As a dance critic for the Philadelphia Inquirer, I limit my review nights to just one show. Still, I have been out at some festival event or other for the last 17 nights and will head out this evening for the one I held out for my own Grande Finale, Brian Sanders’ Sanctuary. Sanders is a near perennial Fringe favorite and I’ll include Sanctuary in an omnibus review for Broad Street Review next week.  I most look forward to seeing Sanders work, not just because it is great dance, but because of his exuberance as an artist. He’s been living with HIV for many years, yet his devilish joie de vivre never fails to amaze and delight me. So this is just a little homage to one of the most imaginatively brilliant artists I know.

In the week before his show opened, Brian whooped my butt in a Facebook Scrabble game — 341 – 320 – my first game online and I’m hooked. I am calling him out for a rematch next week and look forward to many more years of his shows and Scrabble games.

Factor T

Posted Sat., Sept 6, 2008

By Merilyn Jackson

The Gdansk dance company Dada von Bzdülöw presents its second Live Arts Festival show inspired by a Polish writer. Last year it was Witold Gombrowicz; this year, the dancers make witty observations on another prankster author little-known here – Stefan Themerson, who first published the pataphysical works of Alfred Jarry in English under a press with a Latinized name for the Jabberwock. It helps to hear jabberwocky and Jarry clanging in your head to see where this show is going.

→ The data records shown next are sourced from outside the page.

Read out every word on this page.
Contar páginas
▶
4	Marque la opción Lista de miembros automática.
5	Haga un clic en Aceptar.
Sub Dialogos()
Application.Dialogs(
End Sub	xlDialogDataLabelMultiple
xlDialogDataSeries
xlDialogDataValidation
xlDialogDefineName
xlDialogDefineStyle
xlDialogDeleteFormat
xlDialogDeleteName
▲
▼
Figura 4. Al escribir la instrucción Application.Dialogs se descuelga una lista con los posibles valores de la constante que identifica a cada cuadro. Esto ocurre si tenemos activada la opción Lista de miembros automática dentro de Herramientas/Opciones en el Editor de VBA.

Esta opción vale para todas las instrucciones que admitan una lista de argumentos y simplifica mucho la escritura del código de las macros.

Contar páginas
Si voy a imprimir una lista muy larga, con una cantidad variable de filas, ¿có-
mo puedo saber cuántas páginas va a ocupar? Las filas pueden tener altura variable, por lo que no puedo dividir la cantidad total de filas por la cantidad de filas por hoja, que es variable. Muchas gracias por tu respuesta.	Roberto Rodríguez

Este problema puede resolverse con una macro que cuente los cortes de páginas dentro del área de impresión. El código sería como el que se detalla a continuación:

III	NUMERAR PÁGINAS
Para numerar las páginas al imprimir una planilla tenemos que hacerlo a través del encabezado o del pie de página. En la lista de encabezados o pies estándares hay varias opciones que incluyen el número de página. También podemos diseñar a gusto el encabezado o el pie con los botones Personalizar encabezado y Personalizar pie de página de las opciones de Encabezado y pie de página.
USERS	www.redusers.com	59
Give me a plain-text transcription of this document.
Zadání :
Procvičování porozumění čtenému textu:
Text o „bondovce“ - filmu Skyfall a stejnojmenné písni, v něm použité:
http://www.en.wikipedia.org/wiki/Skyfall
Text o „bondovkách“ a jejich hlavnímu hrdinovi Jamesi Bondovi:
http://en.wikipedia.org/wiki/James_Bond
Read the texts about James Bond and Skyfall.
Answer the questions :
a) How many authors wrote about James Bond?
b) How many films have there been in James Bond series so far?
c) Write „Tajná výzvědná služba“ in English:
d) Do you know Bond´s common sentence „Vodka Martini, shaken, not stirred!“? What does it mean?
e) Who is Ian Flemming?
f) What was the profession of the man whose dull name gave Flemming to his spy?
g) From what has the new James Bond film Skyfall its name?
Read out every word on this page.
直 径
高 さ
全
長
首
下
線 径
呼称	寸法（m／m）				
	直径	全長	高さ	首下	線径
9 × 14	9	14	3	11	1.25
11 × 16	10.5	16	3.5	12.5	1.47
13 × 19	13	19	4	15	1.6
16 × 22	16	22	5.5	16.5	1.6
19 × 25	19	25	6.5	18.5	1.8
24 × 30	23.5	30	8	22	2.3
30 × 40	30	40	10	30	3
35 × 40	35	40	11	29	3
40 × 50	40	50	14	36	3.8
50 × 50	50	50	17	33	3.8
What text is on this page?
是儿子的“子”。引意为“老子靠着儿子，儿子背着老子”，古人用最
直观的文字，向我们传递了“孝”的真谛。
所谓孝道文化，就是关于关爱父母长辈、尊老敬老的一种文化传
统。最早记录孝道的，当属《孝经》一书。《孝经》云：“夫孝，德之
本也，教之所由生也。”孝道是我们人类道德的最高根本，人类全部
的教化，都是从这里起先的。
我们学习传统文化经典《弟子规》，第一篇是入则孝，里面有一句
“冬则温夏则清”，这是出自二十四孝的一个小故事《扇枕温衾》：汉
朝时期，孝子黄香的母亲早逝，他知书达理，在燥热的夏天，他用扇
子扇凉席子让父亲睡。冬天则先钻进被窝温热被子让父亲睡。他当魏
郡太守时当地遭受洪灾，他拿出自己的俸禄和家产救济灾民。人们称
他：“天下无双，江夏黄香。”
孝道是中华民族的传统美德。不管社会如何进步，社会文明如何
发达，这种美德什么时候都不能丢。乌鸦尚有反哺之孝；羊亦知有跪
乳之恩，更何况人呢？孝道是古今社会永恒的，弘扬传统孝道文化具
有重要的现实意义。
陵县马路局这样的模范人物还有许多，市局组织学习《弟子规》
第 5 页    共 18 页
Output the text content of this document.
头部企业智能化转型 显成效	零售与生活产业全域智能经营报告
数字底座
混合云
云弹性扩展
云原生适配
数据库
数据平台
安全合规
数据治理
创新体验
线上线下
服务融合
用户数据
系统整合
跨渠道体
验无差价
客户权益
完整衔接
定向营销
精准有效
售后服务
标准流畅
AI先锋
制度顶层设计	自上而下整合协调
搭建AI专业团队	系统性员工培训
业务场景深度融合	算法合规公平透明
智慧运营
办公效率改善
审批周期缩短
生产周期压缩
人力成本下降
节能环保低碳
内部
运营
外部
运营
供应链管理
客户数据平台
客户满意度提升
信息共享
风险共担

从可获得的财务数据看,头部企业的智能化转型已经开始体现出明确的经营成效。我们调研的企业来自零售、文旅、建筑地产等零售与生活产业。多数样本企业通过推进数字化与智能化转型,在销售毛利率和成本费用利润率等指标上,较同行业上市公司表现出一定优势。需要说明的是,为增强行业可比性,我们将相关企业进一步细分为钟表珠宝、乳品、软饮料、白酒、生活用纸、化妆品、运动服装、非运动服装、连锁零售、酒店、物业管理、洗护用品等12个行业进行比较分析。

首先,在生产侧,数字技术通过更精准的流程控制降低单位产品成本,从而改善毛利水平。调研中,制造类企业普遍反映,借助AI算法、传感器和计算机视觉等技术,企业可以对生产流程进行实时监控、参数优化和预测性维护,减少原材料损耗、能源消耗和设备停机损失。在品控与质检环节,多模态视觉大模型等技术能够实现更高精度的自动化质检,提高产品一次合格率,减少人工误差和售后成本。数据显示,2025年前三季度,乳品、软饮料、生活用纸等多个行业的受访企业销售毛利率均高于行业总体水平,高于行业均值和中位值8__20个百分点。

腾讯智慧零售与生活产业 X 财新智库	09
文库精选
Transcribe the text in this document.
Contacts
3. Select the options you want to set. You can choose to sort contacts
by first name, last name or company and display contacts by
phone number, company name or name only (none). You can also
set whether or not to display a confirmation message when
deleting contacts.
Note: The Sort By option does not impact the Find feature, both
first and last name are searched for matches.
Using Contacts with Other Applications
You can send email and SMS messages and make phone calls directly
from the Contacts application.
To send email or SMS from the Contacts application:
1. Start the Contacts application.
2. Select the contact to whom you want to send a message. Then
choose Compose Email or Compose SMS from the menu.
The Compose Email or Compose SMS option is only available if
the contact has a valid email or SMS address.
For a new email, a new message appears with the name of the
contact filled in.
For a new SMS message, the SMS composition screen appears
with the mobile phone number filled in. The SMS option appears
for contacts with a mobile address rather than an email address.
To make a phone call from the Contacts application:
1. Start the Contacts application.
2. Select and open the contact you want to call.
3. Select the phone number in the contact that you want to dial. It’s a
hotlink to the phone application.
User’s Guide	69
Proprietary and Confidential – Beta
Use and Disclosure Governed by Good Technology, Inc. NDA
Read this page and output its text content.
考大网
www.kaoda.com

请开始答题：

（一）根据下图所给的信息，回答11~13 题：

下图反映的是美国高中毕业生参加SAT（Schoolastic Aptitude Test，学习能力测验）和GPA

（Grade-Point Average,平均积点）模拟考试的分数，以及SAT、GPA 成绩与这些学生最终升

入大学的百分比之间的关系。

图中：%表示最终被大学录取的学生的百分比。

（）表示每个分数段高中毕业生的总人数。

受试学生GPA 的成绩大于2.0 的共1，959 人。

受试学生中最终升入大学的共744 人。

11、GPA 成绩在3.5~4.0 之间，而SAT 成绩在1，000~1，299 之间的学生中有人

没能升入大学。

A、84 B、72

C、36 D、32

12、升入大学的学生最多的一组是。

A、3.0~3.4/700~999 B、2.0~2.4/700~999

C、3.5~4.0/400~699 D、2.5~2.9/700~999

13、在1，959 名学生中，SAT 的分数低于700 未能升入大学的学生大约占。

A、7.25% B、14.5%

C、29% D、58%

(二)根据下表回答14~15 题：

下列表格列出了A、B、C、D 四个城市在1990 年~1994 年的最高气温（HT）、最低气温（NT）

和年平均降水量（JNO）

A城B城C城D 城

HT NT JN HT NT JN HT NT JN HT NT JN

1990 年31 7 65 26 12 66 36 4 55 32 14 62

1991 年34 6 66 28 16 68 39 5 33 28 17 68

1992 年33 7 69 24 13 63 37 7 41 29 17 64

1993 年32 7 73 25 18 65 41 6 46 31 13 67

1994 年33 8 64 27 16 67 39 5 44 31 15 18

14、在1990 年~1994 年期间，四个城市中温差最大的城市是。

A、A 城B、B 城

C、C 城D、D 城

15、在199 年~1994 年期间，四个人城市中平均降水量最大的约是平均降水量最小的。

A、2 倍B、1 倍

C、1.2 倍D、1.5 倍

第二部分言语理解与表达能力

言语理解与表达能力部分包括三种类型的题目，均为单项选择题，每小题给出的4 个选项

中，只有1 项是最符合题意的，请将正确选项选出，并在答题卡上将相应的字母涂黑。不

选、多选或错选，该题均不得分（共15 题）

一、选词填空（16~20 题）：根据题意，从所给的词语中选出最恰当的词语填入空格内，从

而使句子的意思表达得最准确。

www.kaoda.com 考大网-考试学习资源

The wickedly playful intent of the piece kicked in with laborious lifts, and with company founder and dancer extraordinaire Leszek Bzdyl smiling. For the last year, Philly dancer Bethany Formica worked with the group for her role as a jaded ingenue in multiple, gorgeous costume changes. (Hiroshi Iwasaki designed the 1930s period costumes and Mikolaj Traska the jazzy music.) Katarzyna Chmielewska, also a founding Dada member, danced with reckless elegance in her schoolmarm-prim garb.

Mumpitz is German vernacular for “profound nonsense,” and Rafal Dziemidok solemnly brings things to that level. A big guy prancing bare-chested in suspendered pinstripe pants, he ends the piece baring his all, a perfect Live Arts/Fringe experience – if you know where it’s coming from.